Spread rest of soup on meat;top with cheese. Sprinkle with additional oregano. Top with green pepper rings, sliced mushrooms, or olives. Bake 5 minutes more. 6 servings.

Here are more Campbell’s Soup Recipes

 

If you end up with some leftover buns, don’t throw them away. They can be used to make homemade croutons or stuffing, baked or fried French toast, strata, garlic bread or sandwiches.

For sandwiches, think: tuna melts, chicken patties, egg or chicken salad, pulled pork or BBQ beef, or meatball subs. For grilled sandwiches on a skillet or panini press, you can place the top of the bun face down for a flat grilling surface or hollow out a bun and place an egg inside and fry. You can use the buns to bind your ground beef when making meatballs or meatloaf. You can make delicious cinnamon-and-sugar toast by buttering and baking the buns in the oven, too.

Here are a few other ways to avoid wasting them.

Avoid freezer burn:

If you plan to freeze the buns, you can keep them in their original bag. Squeeze some air out if the bread moves around in the bag, and double-wrap the buns in a larger freezer storage bag. Don’t freeze them long-term.

Pizza buns:

Don’t have time to make pizza dough?

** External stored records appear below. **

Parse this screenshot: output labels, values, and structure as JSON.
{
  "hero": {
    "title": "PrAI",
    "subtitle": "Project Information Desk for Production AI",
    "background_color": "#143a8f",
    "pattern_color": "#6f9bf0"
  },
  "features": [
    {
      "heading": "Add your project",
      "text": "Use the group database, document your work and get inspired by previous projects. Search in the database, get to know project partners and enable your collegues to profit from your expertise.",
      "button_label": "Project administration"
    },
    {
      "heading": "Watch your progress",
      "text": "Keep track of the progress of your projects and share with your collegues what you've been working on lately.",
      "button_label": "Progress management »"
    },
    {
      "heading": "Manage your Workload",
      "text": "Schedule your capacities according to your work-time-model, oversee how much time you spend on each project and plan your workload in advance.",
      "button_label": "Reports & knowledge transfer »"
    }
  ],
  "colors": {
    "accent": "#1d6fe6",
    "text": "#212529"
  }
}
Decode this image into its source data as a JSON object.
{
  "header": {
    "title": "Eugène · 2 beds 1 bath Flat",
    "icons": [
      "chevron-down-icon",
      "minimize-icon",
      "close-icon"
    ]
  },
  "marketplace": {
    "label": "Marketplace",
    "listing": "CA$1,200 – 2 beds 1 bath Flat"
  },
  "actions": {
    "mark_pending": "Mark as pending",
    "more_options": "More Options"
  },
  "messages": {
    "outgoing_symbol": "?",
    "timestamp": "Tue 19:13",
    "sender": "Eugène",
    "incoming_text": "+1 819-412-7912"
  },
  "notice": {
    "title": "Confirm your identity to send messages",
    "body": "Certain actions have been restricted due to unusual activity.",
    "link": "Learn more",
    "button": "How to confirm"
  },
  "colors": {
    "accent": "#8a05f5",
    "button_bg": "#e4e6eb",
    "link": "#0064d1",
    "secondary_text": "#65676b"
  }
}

Don’t feel like working too hard in the kitchen? Make mini pizzas. One reader, CJ from Canada, shares: “Here is a quick way to enjoy pizza. It’s a fun way for kids to make their own pizza, too. It doesn’t take long or heat up the house much in the summer because the oven is only on broil for a few minutes. You can even use hot dog buns for this.

12 hamburger buns
Pizza sauce (I use 2 small cans), but you can use spaghetti sauce in a pinch
Toppings
Grated mozzarella cheese (I purchase blocks and then grate)
Oregano

Split buns and lay on cookie sheets. Spread on pizza sauce. Add your favorite toppings. Turn broiler on in your oven. Lower rack one level. Place cookie sheets under broiler for a couple of minutes. Watch closely.”

Bread pudding:

Swap out the bread from your favorite bread pudding recipe. Another reader, Lara B., shares: “I freeze leftover buns until I have six and make bread pudding. I grease a small baking dish; break the buns up and put them in the bottom of the baking dish. Melt a stick of butter and pour it over the buns. Using a whisk, mix together 3 eggs, 1 teaspoon of vanilla, 1 1/2 cups of sugar and 2 cups of warmed milk. Pour over the top. Bake for 30 minutes at 350 degrees.”

Hot pockets:

Try them with various fillings. Another reader, Sarah from Illinois, shares: “This recipe can use up extra buns and can be cooked on a grill (or over fire). The bread you scoop out can be used for bread crumbs.

Ham and cheese filling:
For 8 hamburger buns
1 cup cubed ham
1 cup shredded cheese
1/4 cup mayonnaise
1/8 teaspoon yellow mustard
Garlic and onion powder to taste

Hollow out the insides of your hamburger buns, so you are left with a “bun shell.” Mix all the ingredients for your filling in a bowl. Spoon filling into the shell, and wrap individually with foil. Place on the grill on low to medium heat for 20 to 30 minutes. It could be done with pie filling, too.”